Soon after, I met Tom and fell madly in love. New York is a great city to fall in love in. But I had to kiss my share of commitment phobic frogs before I met my love. By the time I turned 30, I thought love would never come. I didn't know it was just around the corner.
New York is a difficult place to meet someone. You sit in the middle of the world, right in the epicenter, and everywhere you look are interesting people, beautiful people, accomplished people. I would find myself straining to hear other people's conversations at tables next to mine. Like me, the men I would be set up with on blind dates always wondered who might be around the next corner, never really giving love a chance. They fantasized about the super model they were destined to meet or the accomplished heiress with a home in the Hamptons. Dating in New York sucked in the 80's. I bet it is even worse now.
But I met my man, who was living in LA. He moved to NYC to be with me and for a much needed change in his life. Together we walked arm and arm through snow falls and down pours, through hot muggy days, and starless nights.
I got pregnant with Kyle not too long after we were married. We wanted to have children so much. But then my beloved sister, Georgie got sick and we found ourselves living at Columbia Presbyterian Hospital. She got sick when I was five months pregnant and died when I was seven months pregnant. We buried her on Long Island in a cemetery crowded with the dead. Smoke stacks studded the ugly skyline. It was an awful place, not at all like Forest Lawn Cemetery were my father was buried. There it was green and peaceful and you could sit and cry all alone in the sanctuary of your own space.
A year later my Mom moved Georgie next to Dad. Mom had decided to move again too. This time to Marin County to be near her twin sister. I knew Mom wasn't well but didn't really want to admit that she had the early stages of Alzheimers. Tom found a job running a sports entertainment company in Marin. So, we all moved. Tom's family lived in the Bay area and we needed family. We also needed space and sunlight and the smell of the sea air. We needed to live again.

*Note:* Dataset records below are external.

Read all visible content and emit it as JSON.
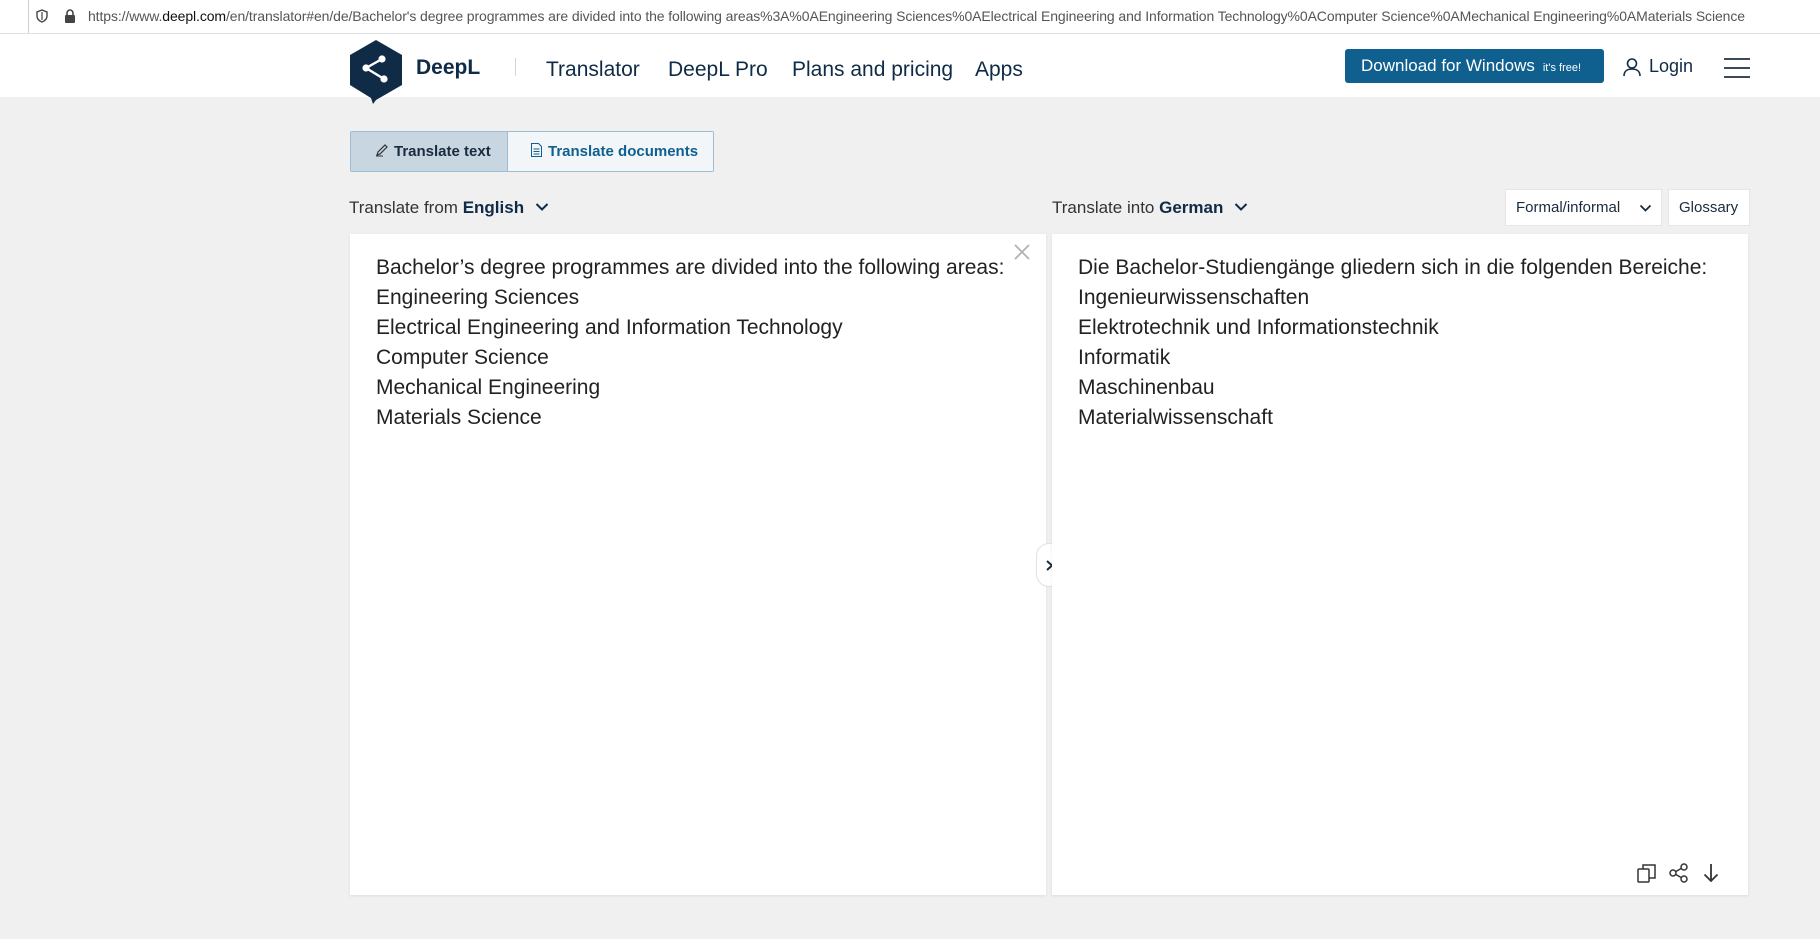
{
  "browser": {
    "url_prefix": "https://www.",
    "url_domain": "deepl.com",
    "url_rest": "/en/translator#en/de/Bachelor's degree programmes are divided into the following areas%3A%0AEngineering Sciences%0AElectrical Engineering and Information Technology%0AComputer Science%0AMechanical Engineering%0AMaterials Science"
  },
  "header": {
    "brand": "DeepL",
    "nav": [
      "Translator",
      "DeepL Pro",
      "Plans and pricing",
      "Apps"
    ],
    "download_label": "Download for Windows",
    "download_badge": "it's free!",
    "login_label": "Login"
  },
  "modes": {
    "text_label": "Translate text",
    "docs_label": "Translate documents"
  },
  "source": {
    "prefix": "Translate from ",
    "language": "English",
    "lines": [
      "Bachelor’s degree programmes are divided into the following areas:",
      "Engineering Sciences",
      "Electrical Engineering and Information Technology",
      "Computer Science",
      "Mechanical Engineering",
      "Materials Science"
    ]
  },
  "target": {
    "prefix": "Translate into ",
    "language": "German",
    "formality_label": "Formal/informal",
    "glossary_label": "Glossary",
    "lines": [
      "Die Bachelor-Studiengänge gliedern sich in die folgenden Bereiche:",
      "Ingenieurwissenschaften",
      "Elektrotechnik und Informationstechnik",
      "Informatik",
      "Maschinenbau",
      "Materialwissenschaft"
    ]
  },
  "colors": {
    "brand_navy": "#0f2b46",
    "download_blue": "#0f5f8f",
    "page_bg": "#f0f0f0"
  }
}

And so, we packed up Moms crystal and silver and paintings and furniture and returned West. Kyle was one-year-old now and all I wanted was to be with my family and leave behind the old, decrepit buildings that blocked all the sunlight from my view. New York had never looked so ugly to me. It embodied death and decay. There was nothing about it that felt hopeful and exciting and slightly dangerous. It was a city that traps you. You begin to think you can't live without it and right when that happens the city begins to crumble around you. The old lions flanking the steps of the grand public library almost seemed to sneer at me as I walked by. "We got her, she can't ever leave," they seemed to whisper to each other. But leave I did and straight to Marin County, a golden county rich with spiritual awakenings and way too much health food.
So, if Kyle moves to New York how will I feel? Excited for his possibilities, frightened by the cold realities I encountered in a city I love and hate all at the same time.